Context
PulseChat is adding an AI writing assistant to its mobile app. The feature helps users rewrite, summarize, and draft short messages, captions, and replies directly on-device UI surfaces, but generation is served from the cloud.
Constraints
- p95 end-to-end latency: 900ms on mobile networks
- Cost ceiling: $8 per 1,000 assisted generations
- Unsafe or policy-violating output shown to users: <0.5%
- Hallucinated factual claims in assistive rewrites/summaries: <2% on a labeled eval set
- Prompt injection success rate from pasted user content: <1%
- Must degrade gracefully: if confidence is low, return a safer rewrite or refuse
- No raw message logs containing PII may be stored longer than 7 days
Available Resources
- 2M historical, human-written mobile messages and captions with user consent for model evaluation only
- A policy taxonomy covering self-harm, harassment, sexual content, minors, medical/legal/financial advice, and privacy leaks
- An approved LLM API (OpenAI or Anthropic), plus a smaller moderation/classification model
- Mobile client can send user locale, coarse age band, and feature intent (
rewrite, summarize, reply_suggest)
- A red-team set of adversarial prompts, including pasted text that says things like “ignore previous instructions”
Task
- Design the end-to-end guardrail strategy for AI-generated mobile content, including pre-generation checks, prompt design, post-generation validation, and fallback behavior.
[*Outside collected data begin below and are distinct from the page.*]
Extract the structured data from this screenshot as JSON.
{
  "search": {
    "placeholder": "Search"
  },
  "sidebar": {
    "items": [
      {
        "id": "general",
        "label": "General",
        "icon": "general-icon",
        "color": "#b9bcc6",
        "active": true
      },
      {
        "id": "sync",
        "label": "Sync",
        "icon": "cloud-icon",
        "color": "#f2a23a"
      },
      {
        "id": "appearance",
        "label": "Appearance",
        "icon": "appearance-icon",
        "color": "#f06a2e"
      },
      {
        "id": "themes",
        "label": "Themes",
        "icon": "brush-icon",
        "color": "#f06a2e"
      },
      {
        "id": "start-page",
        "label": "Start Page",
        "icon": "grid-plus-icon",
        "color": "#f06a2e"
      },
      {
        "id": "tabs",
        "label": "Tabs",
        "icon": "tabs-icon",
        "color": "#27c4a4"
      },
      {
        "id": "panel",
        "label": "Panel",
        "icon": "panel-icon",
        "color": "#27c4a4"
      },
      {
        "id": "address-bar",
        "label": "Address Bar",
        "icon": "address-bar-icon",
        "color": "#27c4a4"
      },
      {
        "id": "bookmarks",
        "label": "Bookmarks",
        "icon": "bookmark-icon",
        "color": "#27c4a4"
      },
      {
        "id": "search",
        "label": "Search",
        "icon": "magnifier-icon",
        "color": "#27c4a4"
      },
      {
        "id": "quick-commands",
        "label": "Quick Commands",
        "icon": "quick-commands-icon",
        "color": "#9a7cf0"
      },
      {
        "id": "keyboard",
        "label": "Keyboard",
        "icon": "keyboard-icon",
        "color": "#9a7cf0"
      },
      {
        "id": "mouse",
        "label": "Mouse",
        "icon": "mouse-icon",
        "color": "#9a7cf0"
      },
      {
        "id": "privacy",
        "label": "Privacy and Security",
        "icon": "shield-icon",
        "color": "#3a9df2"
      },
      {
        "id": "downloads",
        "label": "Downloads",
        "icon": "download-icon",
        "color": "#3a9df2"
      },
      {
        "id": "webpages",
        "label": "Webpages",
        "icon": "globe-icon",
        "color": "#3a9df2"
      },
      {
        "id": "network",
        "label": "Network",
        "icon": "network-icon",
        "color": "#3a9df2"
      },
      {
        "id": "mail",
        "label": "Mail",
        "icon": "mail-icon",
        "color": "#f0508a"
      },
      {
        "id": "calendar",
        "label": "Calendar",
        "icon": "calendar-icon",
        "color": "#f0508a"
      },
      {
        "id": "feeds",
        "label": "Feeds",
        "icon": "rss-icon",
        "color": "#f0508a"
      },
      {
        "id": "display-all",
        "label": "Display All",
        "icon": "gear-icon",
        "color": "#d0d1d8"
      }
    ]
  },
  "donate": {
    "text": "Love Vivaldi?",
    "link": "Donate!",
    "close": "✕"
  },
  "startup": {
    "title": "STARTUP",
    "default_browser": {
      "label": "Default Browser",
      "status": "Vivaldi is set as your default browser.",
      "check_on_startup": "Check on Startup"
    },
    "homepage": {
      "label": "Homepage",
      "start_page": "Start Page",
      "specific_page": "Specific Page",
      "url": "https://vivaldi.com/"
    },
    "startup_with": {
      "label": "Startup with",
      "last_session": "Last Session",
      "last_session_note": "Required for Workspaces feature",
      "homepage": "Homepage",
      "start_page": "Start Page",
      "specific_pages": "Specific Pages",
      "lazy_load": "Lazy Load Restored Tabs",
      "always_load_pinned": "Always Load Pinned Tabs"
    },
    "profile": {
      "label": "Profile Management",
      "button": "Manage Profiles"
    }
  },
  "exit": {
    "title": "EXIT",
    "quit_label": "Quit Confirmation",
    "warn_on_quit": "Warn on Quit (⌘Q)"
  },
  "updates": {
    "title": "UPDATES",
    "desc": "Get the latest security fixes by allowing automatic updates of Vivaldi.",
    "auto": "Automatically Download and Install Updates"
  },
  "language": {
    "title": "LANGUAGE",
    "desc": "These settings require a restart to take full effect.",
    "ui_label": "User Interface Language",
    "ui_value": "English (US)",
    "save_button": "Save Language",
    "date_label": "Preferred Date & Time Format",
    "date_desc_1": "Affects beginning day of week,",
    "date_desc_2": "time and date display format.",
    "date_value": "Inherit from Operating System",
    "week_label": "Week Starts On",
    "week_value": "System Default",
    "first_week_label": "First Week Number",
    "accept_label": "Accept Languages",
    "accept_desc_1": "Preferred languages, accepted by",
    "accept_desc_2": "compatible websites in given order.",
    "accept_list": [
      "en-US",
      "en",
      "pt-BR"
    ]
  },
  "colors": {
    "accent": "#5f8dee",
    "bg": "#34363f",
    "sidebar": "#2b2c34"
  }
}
- Define an evaluation-first plan: offline safety and quality benchmarks, calibration, and online guardrail metrics after launch.
- Propose the serving architecture and model routing strategy that meets both latency and cost constraints.
- Write a production-grade system prompt that constrains output style, refusal behavior, and treatment of user-provided text as untrusted data.
- Identify the top failure modes for mobile AI content generation and how you would detect and mitigate them in production.